After years of ignoring requests to have my bill delivered electronically,
(known as 'going paperless'), I finally gave in and signed up.
It was truly wonderful not to have to deal with all that paper,
make decisions about how long to keep the bill after it was paid, etc.
The only problem? It took the cable company 9 months to stop sending a paper bill.
I should also note that a couple of years ago when I made peace with Comcast and got their service back, I was given their brand new cable box dvr - one of the first of that model given out. Within a year there was a replacement available that would do more - a lot more. Record up to 6 programs at once, and store many, many, many, many more movies and programs - among other improvements. I have yet to get it - I have too many movies and programs stored on my cable box that I haven't had a chance to watch. Oh, the problems of the modern world, eh?

The thing I enjoy the most these days is the DVR. At first I used it just to record programs I wanted to see but which weren't on at my preferred viewing times. Then came the discovery that the rewind function works for 'real time' tv. Let's say that yet another director let yet another actor mumble important lines of speech so badly that they could not be heard. (This problem is sometimes exacerbated by digital sound recording which can't seem to reproduce music and dialogue without it being either too quiet or too loud. Goldilocks would have never found 'just right', if you get my drift.) With DVR, one can simply hit rewind, raise the volume, and watch that part again. With DVR I can start recording a program like the Grammy awards, start watching the recording an hour or so into the program, fast forward through parts I have no desire to see, commercials, and so on and so forth, eventually catching up with the program's actual live broadcast before it is over. With DVR, 'Dancing With the Stars' can be reduced to a half hour's running time. And should a call of nature intrude while watching a broadcast, with DVR one can press the pause button, go outside and take care of business, and return to pick up where the interruption occurred.

The DVR also records in high definition (when you pay extra for the high definition in the first place) which includes the tv version of wide screen. Now there's a topic - wide screen tv uses a picture ratio of height to width that is not used by any movie company anywhere, ever. But these days we do away with much of what is possible and exist in the land of someone's definition of "good enough".

Now, I've been enjoying the possibilities of DVR for awhile. But last Saturday, my use of it turned into a triumph. The 4,727th Republican Party's Presidential-Candidate Debate started at 8pm, just as my radio show ended. I used the DVR to record it - in widescreen, color, high def, stereophonic sound, and watched it later.

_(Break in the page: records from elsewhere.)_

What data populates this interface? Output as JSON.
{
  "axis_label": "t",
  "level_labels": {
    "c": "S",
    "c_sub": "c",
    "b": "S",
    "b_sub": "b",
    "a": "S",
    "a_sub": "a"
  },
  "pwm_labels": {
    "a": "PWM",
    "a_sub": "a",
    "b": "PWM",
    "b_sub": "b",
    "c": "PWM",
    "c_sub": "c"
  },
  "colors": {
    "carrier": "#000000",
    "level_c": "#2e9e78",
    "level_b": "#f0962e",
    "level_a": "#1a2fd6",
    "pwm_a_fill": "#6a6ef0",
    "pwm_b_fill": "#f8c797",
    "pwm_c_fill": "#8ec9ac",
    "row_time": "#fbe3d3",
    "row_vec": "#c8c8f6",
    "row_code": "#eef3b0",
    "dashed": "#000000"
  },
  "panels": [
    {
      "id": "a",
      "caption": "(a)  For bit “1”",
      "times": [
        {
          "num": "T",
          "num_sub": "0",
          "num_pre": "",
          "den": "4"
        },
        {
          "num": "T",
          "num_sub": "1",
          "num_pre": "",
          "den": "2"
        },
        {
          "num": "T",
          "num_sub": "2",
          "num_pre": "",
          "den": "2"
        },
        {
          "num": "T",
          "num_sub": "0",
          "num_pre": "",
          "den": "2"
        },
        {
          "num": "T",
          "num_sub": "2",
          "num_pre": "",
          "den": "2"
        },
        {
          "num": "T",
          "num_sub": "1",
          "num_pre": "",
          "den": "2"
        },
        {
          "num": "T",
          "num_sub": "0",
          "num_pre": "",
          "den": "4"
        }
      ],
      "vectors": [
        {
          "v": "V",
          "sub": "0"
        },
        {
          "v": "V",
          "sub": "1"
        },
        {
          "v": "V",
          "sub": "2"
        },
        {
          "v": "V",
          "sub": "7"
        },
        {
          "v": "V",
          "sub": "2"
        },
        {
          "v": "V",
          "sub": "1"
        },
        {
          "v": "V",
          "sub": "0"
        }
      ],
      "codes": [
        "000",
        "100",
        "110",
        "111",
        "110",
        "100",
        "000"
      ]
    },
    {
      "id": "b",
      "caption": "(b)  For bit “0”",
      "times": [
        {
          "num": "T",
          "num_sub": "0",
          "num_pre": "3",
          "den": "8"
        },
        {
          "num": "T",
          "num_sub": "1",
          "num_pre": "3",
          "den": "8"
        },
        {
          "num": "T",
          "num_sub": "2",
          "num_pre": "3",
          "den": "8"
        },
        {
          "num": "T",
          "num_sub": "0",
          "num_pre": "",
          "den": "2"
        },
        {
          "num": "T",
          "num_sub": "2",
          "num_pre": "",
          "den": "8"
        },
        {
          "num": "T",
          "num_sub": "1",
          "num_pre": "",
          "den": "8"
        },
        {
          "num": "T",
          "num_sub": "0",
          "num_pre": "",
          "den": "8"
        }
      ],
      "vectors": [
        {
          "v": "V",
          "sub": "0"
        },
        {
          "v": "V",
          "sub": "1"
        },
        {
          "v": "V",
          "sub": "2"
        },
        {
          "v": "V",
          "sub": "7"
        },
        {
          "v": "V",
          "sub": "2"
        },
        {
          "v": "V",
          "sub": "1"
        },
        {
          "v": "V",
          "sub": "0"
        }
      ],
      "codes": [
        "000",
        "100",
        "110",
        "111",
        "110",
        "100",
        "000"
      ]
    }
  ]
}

If the candidates had worn different costumes, it might have been mistaken for a World Wresting Federation brawl. The trick when watching is to realize that it is entertainment. Taking any of it seriously would result in a trip to the passport office just in case.

Speaking of my radio show (you must have known I'd get around to it) the first half of last Saturday's show took note of several birthdays, including a few of my favorite performers, like Jimmy Durante. The second half celebrated one of the composers of the Great American Song Book, Harold Arlen.

A young Harold Arlen, about the time he was composing revues for the Cotton Club,
and songs like, 'Stormy Weather', 'Get Happy', and 'Let's Fall in Love".
Arlen never promoted himself the way most of his contemporaries did. As a result, his contributions have been somewhat overlooked. It's odd, really - he composed some of the best pieces in the American Songbook, yet he rarely used the standard song form. He's often thought of as a composer of show music 'blues', yet he only composed a couple of songs in that form. If I'm still doing the show this time next year, I'll have to devote the entire 2 hours to him - there just isn't enough time to play most of his songs that should be played in such a program. Hopefully, I won't have another of my 'senior moments' - this time around I gave the wrong lyricist credit on one of my favorite Arlen songs, "Last Night When We Were Young". The wordsmith was Yip Harburg. As always, I hope any listeners enjoy the show.